If a new spec would address these shortcomings *without trying to
replace* "cookie/set-cookie", we could imagine that it would start to
get some adoption. Some info would be duplicated for some time, until
the point where it's considered sufficient to place most extra info
in the new version only. A typical first use case could simply be to
enumerate all known cookie header fields and the session's duration/idle
using the new format so that the application can bypass complex tricks
when facing these. And these values wouldn't be aggregated by default
(particularly not around ';' but using ',' instead) so that we wouldn't
have to deal forever with the "set-cookie" exception in our parsers nor
with the "cookie" exception in compressors.

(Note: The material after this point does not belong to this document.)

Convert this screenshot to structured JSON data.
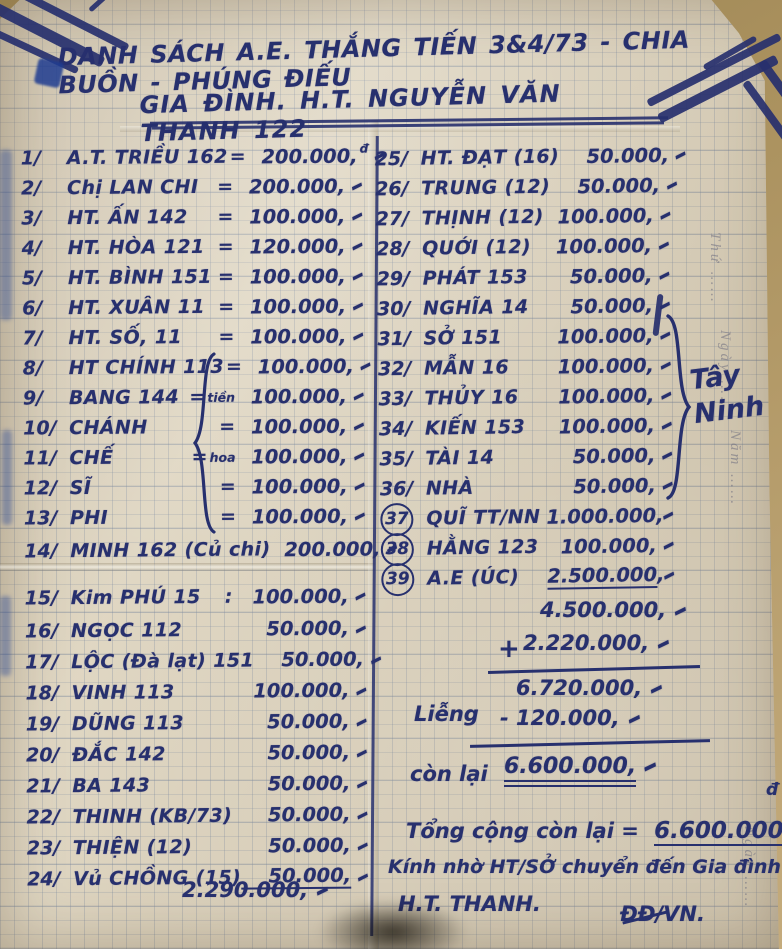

BTW I think that using these to store session variables only would
solve quite some difficulties without risking to engage down the
painful route of stored cookies. We could call these "Session-var"
for example, and reserve a few variable names for meta-info such
as the creation date, and the lifetime for all variables at once
etc.

It could rely on a large alphabet, e.g. something around base240 or
base248 that passes over 8-bit except for a few HTTP delimitors (LWS,
comma, quote, CR, LF, NUL), resulting in 3 to 6% inflation, not 33.

I'm pretty sure that something around this could have some success in
complement to existing cookies and possibly permit to take over them
in 15-20 years to the point where disabling cookies in browsers
continues to work with the vast majority of sites.